Greening Data Centers Can Generate Millions in Savings
Fri, May 11, 2007
Computerworld Australia — For every eight terabytes (TB) of usable disk capacity within the storage infrastructure, there is the potential to generate a million dollars in operating expense (Opex) savings, according to a ’storage economics’ whitepaper.
While a number of enterprises have been able to generate a million dollar Opex saving with five or six terabytes of storage, the $830,000 to 8TB ratio is a conservative figure over a three year term.
Based on hundreds of storage ROI exercises across the globe, whitepaper author David Merrill identifies potential savings through new storage architectures.
Merrill identifies pooled storage architecture as one opportunity as it requires fewer people to manage technology using network-connected storage and fewer storage pools.
"The net effect is that fewer people are needed to manage more storage in the future; human resources remains the single highest data center cost," he said.
"SANs and newer-generation storage provide higher data storage uptime when compared to locally attached disk and SCSI connections."
Merrill said networked storage is up to 60 percent cheaper than the same sized DAS environment based on a 2TB system.
He said this is due to improved disk utilization and reduced tape drives.
The paper recommends storage and server consolidation combined with virtualization pointing out that storage consolidation can reduce the number of Windows and Unix servers for CFIS or NFS-mounted storage.

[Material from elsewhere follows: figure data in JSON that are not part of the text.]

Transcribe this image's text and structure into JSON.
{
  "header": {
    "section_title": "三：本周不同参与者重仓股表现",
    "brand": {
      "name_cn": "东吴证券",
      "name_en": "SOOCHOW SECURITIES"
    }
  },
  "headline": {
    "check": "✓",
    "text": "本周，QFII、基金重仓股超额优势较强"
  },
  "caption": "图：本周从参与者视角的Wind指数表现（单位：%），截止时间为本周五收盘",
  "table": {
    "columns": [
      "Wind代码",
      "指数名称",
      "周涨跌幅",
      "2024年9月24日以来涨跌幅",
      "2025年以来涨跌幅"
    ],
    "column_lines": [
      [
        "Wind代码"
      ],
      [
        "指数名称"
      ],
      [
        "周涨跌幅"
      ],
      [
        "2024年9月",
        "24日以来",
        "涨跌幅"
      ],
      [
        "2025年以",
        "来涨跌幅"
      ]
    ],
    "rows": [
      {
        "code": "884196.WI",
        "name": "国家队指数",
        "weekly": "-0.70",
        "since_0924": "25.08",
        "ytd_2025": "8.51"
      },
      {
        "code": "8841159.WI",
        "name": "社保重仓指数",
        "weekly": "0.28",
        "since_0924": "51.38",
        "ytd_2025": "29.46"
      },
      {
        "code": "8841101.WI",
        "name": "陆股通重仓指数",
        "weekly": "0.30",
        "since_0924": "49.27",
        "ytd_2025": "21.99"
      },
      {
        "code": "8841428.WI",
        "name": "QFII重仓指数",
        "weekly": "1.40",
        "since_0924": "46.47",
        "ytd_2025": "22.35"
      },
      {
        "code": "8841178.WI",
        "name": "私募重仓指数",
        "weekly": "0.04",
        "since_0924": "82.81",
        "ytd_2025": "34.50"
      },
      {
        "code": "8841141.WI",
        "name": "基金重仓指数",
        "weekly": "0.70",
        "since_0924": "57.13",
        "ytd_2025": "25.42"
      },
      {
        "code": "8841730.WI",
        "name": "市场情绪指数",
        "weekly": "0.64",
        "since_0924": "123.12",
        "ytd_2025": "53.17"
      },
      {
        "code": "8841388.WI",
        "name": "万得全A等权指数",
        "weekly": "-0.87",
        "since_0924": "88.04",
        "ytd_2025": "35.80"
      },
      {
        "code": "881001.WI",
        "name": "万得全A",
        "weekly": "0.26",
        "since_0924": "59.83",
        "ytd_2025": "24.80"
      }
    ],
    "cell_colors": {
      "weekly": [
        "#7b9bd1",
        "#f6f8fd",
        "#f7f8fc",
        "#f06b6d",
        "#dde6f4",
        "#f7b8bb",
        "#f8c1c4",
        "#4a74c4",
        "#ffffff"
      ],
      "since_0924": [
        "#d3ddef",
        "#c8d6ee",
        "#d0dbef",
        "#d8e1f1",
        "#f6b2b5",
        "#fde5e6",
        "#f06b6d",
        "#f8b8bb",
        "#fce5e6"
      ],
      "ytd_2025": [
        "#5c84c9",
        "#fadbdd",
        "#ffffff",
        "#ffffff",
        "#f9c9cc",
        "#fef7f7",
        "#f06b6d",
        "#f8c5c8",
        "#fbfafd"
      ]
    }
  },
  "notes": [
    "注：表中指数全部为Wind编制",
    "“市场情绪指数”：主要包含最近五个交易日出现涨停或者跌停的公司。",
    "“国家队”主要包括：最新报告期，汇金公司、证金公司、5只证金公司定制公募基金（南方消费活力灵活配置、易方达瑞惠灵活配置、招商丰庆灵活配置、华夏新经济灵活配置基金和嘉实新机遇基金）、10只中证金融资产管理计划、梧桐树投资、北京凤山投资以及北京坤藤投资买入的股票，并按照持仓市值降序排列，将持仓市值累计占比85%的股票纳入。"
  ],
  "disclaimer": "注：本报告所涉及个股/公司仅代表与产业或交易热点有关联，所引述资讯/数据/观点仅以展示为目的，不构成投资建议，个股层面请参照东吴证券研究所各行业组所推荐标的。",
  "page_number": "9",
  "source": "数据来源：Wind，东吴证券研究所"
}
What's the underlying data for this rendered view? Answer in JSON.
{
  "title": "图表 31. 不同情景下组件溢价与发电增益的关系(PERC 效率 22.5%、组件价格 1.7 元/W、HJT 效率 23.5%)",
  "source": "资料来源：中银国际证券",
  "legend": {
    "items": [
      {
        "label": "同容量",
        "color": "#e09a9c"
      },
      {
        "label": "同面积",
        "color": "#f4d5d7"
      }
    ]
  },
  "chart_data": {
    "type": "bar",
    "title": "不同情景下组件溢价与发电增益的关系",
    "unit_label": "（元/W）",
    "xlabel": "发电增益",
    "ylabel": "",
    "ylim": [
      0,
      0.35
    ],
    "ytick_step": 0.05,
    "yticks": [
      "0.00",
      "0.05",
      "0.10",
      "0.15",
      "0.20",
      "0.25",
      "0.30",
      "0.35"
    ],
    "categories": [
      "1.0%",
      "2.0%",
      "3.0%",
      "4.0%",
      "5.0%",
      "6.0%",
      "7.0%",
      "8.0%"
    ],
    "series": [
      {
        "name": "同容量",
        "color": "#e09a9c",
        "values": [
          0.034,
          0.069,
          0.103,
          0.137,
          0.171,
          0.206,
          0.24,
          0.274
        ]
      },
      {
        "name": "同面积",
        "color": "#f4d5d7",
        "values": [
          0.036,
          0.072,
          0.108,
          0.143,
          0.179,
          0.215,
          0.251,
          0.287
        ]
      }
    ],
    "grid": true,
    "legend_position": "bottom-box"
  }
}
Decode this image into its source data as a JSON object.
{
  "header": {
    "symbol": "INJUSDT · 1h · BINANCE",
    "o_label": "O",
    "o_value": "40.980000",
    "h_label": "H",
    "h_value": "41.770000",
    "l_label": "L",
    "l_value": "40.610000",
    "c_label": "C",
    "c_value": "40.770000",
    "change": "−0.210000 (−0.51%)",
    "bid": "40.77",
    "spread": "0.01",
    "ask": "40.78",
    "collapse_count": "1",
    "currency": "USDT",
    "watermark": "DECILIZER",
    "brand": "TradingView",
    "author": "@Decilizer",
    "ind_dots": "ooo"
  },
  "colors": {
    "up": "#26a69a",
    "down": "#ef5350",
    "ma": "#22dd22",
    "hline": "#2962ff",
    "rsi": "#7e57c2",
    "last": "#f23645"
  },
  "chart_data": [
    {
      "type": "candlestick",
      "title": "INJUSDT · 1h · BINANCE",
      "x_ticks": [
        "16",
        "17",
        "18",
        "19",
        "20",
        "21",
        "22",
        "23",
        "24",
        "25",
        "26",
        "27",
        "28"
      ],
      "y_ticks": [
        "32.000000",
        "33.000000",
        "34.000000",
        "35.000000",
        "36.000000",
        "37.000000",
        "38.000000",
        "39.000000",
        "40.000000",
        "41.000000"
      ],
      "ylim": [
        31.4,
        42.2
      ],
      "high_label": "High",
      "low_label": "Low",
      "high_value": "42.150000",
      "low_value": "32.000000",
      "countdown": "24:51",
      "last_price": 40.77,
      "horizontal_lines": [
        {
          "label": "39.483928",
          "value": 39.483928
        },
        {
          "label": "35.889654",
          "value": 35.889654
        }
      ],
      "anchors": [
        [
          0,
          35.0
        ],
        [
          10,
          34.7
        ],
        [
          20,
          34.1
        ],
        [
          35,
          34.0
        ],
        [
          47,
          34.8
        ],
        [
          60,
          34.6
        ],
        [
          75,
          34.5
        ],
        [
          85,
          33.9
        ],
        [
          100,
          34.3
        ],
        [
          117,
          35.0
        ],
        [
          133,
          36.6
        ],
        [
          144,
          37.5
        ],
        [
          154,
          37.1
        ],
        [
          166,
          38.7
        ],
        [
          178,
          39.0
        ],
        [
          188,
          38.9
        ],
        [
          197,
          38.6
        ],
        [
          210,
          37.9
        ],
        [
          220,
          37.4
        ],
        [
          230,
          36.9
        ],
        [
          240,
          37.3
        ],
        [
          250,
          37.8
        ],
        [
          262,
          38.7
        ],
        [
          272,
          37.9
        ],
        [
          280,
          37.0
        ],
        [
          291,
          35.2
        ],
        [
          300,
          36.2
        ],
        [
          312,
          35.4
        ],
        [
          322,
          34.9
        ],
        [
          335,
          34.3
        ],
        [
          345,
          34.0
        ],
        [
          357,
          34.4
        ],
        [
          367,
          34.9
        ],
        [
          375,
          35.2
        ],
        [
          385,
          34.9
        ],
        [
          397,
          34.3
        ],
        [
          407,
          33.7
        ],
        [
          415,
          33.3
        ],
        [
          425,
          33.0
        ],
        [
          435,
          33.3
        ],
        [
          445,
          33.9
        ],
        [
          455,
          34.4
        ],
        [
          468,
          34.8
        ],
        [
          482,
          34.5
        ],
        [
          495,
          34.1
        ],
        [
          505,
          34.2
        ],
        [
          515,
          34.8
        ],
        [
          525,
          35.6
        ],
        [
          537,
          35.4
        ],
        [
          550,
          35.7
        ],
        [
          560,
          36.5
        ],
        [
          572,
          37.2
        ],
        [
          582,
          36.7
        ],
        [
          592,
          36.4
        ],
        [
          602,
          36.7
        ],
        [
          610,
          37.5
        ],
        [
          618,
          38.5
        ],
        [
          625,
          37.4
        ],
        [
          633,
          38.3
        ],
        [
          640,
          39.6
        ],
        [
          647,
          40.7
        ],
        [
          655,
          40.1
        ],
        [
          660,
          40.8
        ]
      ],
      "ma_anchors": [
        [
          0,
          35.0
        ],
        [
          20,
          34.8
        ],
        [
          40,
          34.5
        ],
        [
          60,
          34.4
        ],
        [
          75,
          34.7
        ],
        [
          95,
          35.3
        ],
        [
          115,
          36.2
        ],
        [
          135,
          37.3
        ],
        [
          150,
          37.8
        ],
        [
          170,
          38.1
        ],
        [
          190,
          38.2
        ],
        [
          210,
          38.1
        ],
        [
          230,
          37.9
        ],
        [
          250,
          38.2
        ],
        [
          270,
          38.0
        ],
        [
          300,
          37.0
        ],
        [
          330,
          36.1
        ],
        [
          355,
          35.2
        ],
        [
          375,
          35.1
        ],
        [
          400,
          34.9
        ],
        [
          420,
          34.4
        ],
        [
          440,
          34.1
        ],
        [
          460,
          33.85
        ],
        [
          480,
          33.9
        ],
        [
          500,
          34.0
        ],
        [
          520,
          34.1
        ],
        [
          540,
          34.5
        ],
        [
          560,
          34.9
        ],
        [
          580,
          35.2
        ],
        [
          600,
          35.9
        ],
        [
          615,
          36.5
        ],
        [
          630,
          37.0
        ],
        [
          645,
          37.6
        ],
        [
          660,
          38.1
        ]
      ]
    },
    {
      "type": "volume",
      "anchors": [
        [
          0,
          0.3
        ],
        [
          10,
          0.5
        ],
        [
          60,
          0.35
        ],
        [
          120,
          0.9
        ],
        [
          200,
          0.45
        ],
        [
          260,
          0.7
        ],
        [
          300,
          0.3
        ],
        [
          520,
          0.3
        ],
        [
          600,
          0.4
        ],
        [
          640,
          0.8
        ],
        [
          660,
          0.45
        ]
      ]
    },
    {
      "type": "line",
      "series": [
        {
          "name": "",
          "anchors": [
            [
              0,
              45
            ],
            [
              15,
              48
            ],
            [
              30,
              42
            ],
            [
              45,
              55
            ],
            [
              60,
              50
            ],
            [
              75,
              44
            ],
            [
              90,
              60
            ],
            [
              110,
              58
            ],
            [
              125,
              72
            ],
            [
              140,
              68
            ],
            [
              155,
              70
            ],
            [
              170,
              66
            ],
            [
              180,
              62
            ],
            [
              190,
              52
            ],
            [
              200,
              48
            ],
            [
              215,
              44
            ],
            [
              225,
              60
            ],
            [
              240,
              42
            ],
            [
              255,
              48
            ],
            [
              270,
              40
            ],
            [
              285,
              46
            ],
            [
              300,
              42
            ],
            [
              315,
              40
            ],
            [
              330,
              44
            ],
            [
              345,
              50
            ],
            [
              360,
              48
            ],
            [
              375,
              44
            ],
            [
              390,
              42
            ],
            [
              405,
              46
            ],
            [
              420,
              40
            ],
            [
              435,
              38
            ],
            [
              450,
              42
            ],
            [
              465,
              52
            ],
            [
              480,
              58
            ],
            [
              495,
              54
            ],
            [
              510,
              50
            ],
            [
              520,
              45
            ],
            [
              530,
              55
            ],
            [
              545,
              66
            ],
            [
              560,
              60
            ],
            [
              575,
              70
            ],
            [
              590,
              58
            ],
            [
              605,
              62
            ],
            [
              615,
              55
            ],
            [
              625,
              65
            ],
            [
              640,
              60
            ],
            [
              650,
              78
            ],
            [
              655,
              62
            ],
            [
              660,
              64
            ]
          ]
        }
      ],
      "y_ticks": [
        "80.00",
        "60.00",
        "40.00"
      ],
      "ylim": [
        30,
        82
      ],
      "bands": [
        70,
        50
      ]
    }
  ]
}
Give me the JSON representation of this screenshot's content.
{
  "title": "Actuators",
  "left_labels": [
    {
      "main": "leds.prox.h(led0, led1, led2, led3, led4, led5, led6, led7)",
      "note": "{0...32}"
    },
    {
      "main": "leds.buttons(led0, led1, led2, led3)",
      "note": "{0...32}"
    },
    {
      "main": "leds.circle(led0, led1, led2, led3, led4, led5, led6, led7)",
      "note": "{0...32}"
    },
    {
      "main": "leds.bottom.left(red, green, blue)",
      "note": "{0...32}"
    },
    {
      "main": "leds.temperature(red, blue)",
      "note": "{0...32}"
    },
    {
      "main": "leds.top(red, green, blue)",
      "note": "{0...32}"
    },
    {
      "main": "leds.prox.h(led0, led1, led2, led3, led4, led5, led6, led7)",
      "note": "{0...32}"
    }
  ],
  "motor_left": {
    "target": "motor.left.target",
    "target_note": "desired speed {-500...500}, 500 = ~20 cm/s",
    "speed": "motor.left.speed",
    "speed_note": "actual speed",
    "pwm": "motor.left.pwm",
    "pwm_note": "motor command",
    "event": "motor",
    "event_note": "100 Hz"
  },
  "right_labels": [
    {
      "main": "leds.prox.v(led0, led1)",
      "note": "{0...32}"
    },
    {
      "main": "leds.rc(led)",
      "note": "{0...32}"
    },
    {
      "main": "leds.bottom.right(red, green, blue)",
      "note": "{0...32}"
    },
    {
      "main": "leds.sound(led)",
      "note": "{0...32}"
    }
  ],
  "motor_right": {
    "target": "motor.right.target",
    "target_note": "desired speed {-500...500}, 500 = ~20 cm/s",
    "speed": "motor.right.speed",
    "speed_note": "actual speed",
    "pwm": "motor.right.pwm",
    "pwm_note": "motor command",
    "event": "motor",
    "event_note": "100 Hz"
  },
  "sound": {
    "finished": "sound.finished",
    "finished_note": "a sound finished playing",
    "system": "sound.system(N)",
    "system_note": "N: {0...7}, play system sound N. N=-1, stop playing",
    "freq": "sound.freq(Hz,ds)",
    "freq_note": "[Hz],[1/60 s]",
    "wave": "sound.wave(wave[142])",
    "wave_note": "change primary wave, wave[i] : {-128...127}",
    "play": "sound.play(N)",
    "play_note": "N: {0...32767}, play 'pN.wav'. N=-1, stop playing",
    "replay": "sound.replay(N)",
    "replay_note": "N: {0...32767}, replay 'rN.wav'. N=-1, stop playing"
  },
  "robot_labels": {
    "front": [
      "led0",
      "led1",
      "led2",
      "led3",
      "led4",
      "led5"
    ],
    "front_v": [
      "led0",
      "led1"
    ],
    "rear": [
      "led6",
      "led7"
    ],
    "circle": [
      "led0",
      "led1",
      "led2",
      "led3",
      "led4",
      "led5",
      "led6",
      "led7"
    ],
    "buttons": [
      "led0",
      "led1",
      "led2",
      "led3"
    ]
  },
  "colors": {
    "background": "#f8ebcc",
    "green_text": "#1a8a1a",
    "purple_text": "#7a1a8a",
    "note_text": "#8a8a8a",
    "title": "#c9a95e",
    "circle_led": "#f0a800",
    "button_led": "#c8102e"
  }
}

It estimates that 10 percent of the Unix or Windows servers in a data center are used only for disk-access purposes.
"With SAN and NAS converged solutions these servers can be eliminated," Merrill said.
Merrill also recommends the introduction of a storage chargeback system for end users.
"Chargeback schemes drive proper behavior of storage locations [tiers] that are based on service levels and price points; with chargeback mechanisms all data types will not be delivered and engineered in the same manner," he said.
Documentation is also important, according to Merrill, as certified strategies discourage rogue technologies and point solutions.
Interestingly, many of the recommendations are geared toward the greening of the data center, according to Tim Smith, A/New Zealand marketing manager at Hitachi Data Systems (HDS).
For example, newer generation storage systems take up less floor space and lower power and cooling costs.
"The greening of the data center is a positive by-product of reducing storage costs," Smith said adding that going green can actually generate a lot of green in the hip pocket.
"Warm and fuzzy will never drive the green agenda there needs to be tangible benefits like cost savings to get CIOs interested.
"As we know the data center is the most energy hungry and inefficient part of the business so there is plenty of low hanging fruit to leverage savings."